Muchas personas no conocen la presencia de la figura del capellán en los centros hospitalarios. «Yo siempre voy por los pasillos, hablo con la gente, saludas, preguntas si ha venido de consulta o si tiene un familiar enfermo, das una estampita, les dices que aquí hay un capellán, que si lo necesitan se lo digan a los enfermeros o a los médicos, y nos van a llamar y vamos a acercarnos con tranquilidad y humildad. Hace falta una entrega total de decir ‘yo estoy disponible para ello’. La oración es fundamental. Yo remarcaría bastante que en el seminario se forme también en este ámbito», comenta Nguema.

Tanto los voluntarios como los capellanes tienen muy arraigada la ayuda al prójimo en la enfermedad. A José Manuel Fuertes le ha marcado su ministerio sacerdotal el hecho de poder atender pastoralmente a los enfermos en el hospital. Echa la vista atrás más de un cuarto de siglo y rememora «que sufrí un accidente en el año 2000, en Tor Vergata (Roma), me fracturé el fémur. Estuve seis o siete meses hasta que me pude recuperar. Había una religiosa, un fraile y un sacerdote que día a día cruzaban la ciudad para atenderme y llevarme la comunión. Noté que gracias a ellos todas las puertas se me estaban abriendo a partir de la dificultad. Entonces, mi atención ha sido el volcarme en este campo de la atención a los enfermos y a los últimos».

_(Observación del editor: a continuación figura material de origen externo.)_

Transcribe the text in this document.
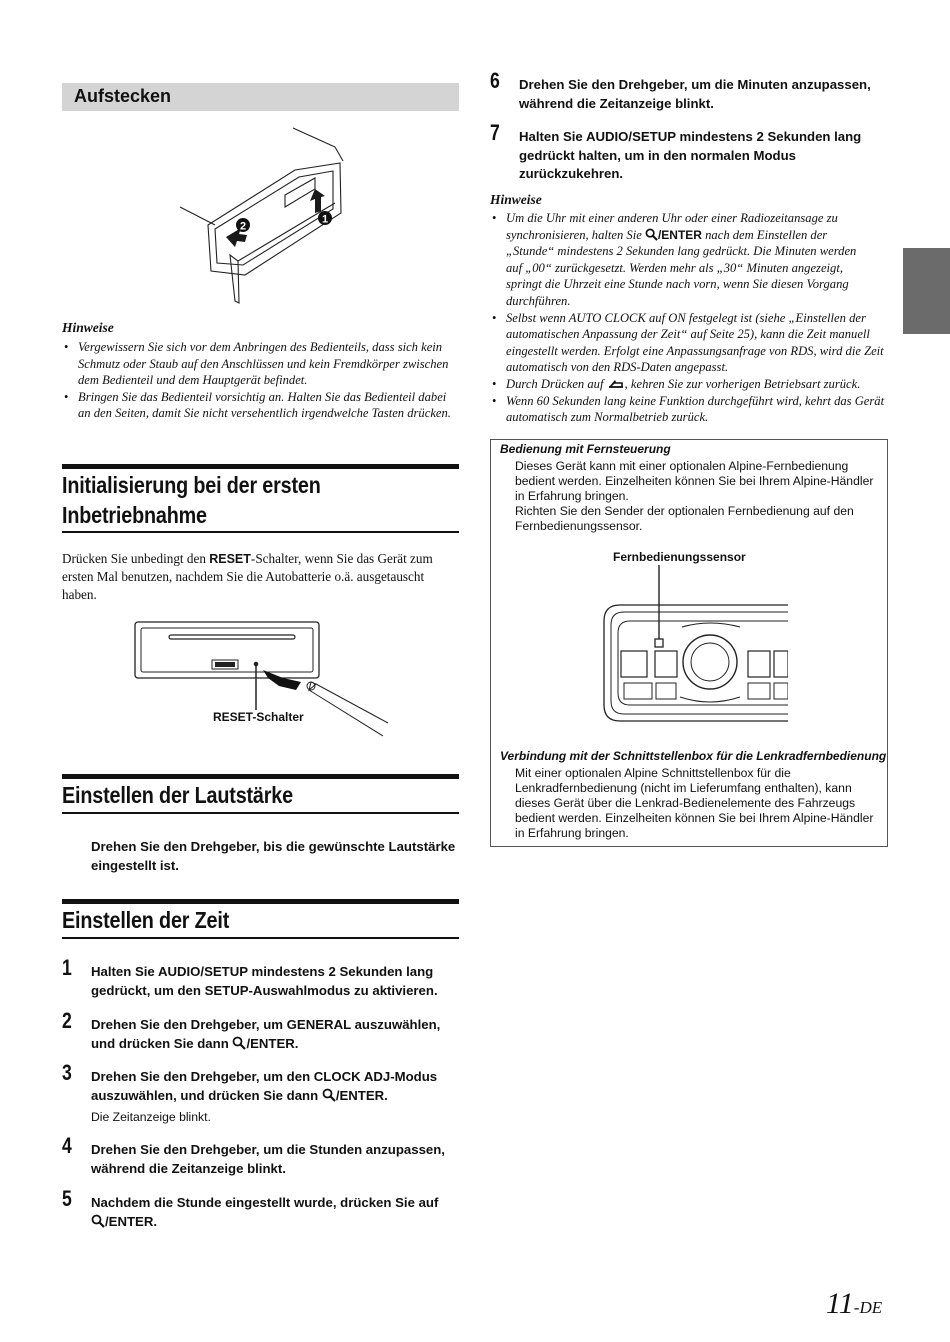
Aufstecken
2
1
Hinweise
• Vergewissern Sie sich vor dem Anbringen des Bedienteils, dass sich kein Schmutz oder Staub auf den Anschlüssen und kein Fremdkörper zwischen dem Bedienteil und dem Hauptgerät befindet.
• Bringen Sie das Bedienteil vorsichtig an. Halten Sie das Bedienteil dabei an den Seiten, damit Sie nicht versehentlich irgendwelche Tasten drücken.
Initialisierung bei der ersten
Inbetriebnahme
Drücken Sie unbedingt den RESET-Schalter, wenn Sie das Gerät zum
ersten Mal benutzen, nachdem Sie die Autobatterie o.ä. ausgetauscht
haben.
RESET-Schalter
Einstellen der Lautstärke
Drehen Sie den Drehgeber, bis die gewünschte Lautstärke
eingestellt ist.
Einstellen der Zeit
1 Halten Sie AUDIO/SETUP mindestens 2 Sekunden lang
gedrückt, um den SETUP-Auswahlmodus zu aktivieren.
2 Drehen Sie den Drehgeber, um GENERAL auszuwählen,
und drücken Sie dann /ENTER.
3 Drehen Sie den Drehgeber, um den CLOCK ADJ-Modus
auszuwählen, und drücken Sie dann /ENTER.
Die Zeitanzeige blinkt.
4 Drehen Sie den Drehgeber, um die Stunden anzupassen,
während die Zeitanzeige blinkt.
5 Nachdem die Stunde eingestellt wurde, drücken Sie auf
/ENTER.
6 Drehen Sie den Drehgeber, um die Minuten anzupassen,
während die Zeitanzeige blinkt.
7 Halten Sie AUDIO/SETUP mindestens 2 Sekunden lang
gedrückt halten, um in den normalen Modus
zurückzukehren.
Hinweise
• Um die Uhr mit einer anderen Uhr oder einer Radiozeitansage zu
synchronisieren, halten Sie /ENTER nach dem Einstellen der
„Stunde“ mindestens 2 Sekunden lang gedrückt. Die Minuten werden
auf „00“ zurückgesetzt. Werden mehr als „30“ Minuten angezeigt,
springt die Uhrzeit eine Stunde nach vorn, wenn Sie diesen Vorgang
durchführen.
• Selbst wenn AUTO CLOCK auf ON festgelegt ist (siehe „Einstellen der automatischen Anpassung der Zeit“ auf Seite 25), kann die Zeit manuell eingestellt werden. Erfolgt eine Anpassungsanfrage von RDS, wird die Zeit automatisch von den RDS-Daten angepasst.
• Durch Drücken auf , kehren Sie zur vorherigen Betriebsart zurück.
• Wenn 60 Sekunden lang keine Funktion durchgeführt wird, kehrt das Gerät automatisch zum Normalbetrieb zurück.
Bedienung mit Fernsteuerung
Dieses Gerät kann mit einer optionalen Alpine-Fernbedienung
bedient werden. Einzelheiten können Sie bei Ihrem Alpine-Händler
in Erfahrung bringen.
Richten Sie den Sender der optionalen Fernbedienung auf den
Fernbedienungssensor.
Fernbedienungssensor
Verbindung mit der Schnittstellenbox für die Lenkradfernbedienung
Mit einer optionalen Alpine Schnittstellenbox für die
Lenkradfernbedienung (nicht im Lieferumfang enthalten), kann
dieses Gerät über die Lenkrad-Bedienelemente des Fahrzeugs
bedient werden. Einzelheiten können Sie bei Ihrem Alpine-Händler
in Erfahrung bringen.
11-DE
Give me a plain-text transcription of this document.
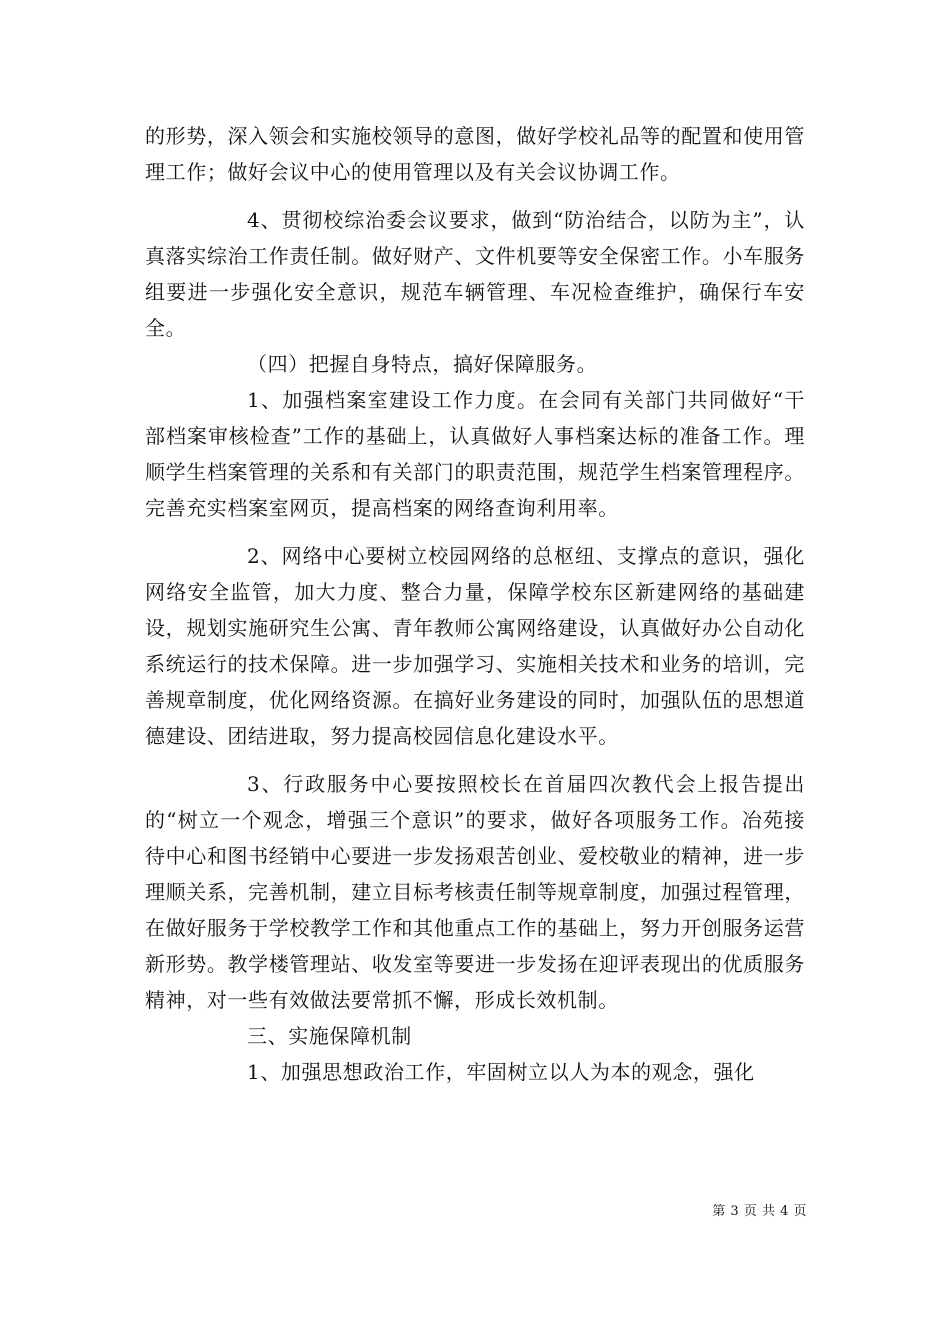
的形势，深入领会和实施校领导的意图，做好学校礼品等的配置和使用管理工作；做好会议中心的使用管理以及有关会议协调工作。

4、贯彻校综治委会议要求，做到“防治结合，以防为主”，认真落实综治工作责任制。做好财产、文件机要等安全保密工作。小车服务组要进一步强化安全意识，规范车辆管理、车况检查维护，确保行车安全。

（四）把握自身特点，搞好保障服务。

1、加强档案室建设工作力度。在会同有关部门共同做好“干部档案审核检查”工作的基础上，认真做好人事档案达标的准备工作。理顺学生档案管理的关系和有关部门的职责范围，规范学生档案管理程序。完善充实档案室网页，提高档案的网络查询利用率。

2、网络中心要树立校园网络的总枢纽、支撑点的意识，强化网络安全监管，加大力度、整合力量，保障学校东区新建网络的基础建设，规划实施研究生公寓、青年教师公寓网络建设，认真做好办公自动化系统运行的技术保障。进一步加强学习、实施相关技术和业务的培训，完善规章制度，优化网络资源。在搞好业务建设的同时，加强队伍的思想道德建设、团结进取，努力提高校园信息化建设水平。

3、行政服务中心要按照校长在首届四次教代会上报告提出的“树立一个观念，增强三个意识”的要求，做好各项服务工作。冶苑接待中心和图书经销中心要进一步发扬艰苦创业、爱校敬业的精神，进一步理顺关系，完善机制，建立目标考核责任制等规章制度，加强过程管理，在做好服务于学校教学工作和其他重点工作的基础上，努力开创服务运营新形势。教学楼管理站、收发室等要进一步发扬在迎评表现出的优质服务精神，对一些有效做法要常抓不懈，形成长效机制。

三、实施保障机制

1、加强思想政治工作，牢固树立以人为本的观念，强化

第 3 页 共 4 页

Los capellanes de la diócesis de Alcalá de Henares continúan con su labor en los hospitales. Los que llevan mucho tiempo ya han perdido la cuenta de las veces que han administrado la unción de enfermos. Fra destaca que ha vivido dos experiencias bonitas de curaciones entre las «más de cien unciones que he impartido. Entonces, la probabilidad de curaciones milagrosas es muy baja. Es verdad que luego la gente te ve con otros ojos, Yo me sentía, entendiéndanme bien, ‘como Superman. Tengo poderes’, pero la fuerza viene de Dios».

Y añade el capellán del Hospital Príncipe de Asturias que «esta pastoral me está ayudando a estar disponible, me abre el espíritu a la disponibilidad. Y me ayuda a experimentar la muerte en un mundo en el que rechazamos el dolor y el sufrimiento. Convivir con la muerte diaria. Eso te hace madurar».

«A los enfermos le llevas una alegría enorme. Hay muchas personas que no tienen a nadie. Van los médicos, van los enfermeros, las personas de limpieza y saludan, pero quieren ver a alguien que les diga ‘cuéntame todo lo que estás pasando interiormente’. Y se desahogan. Por encima de que les vas a ofrecer después confesión sacramental, la santa unción, la comunión, cualquier otra realidad, llevarle el Evangelio, por encima de eso. En los hospitales nos necesitan y nosotros debemos estar ahí para transmitirles esta alegría. Eso sí, el sacerdote tiene que estar alegre, porque si no…, no es bueno ir a paliar una pena y luego llevar tú otra pena, para así no derrumbar al pobre paciente. Con una sonrisa, con una paz interior, con una entrega total. Si no hay paz en tu interior es difícil transmitir ser alegre», destaca Antimo Nguema.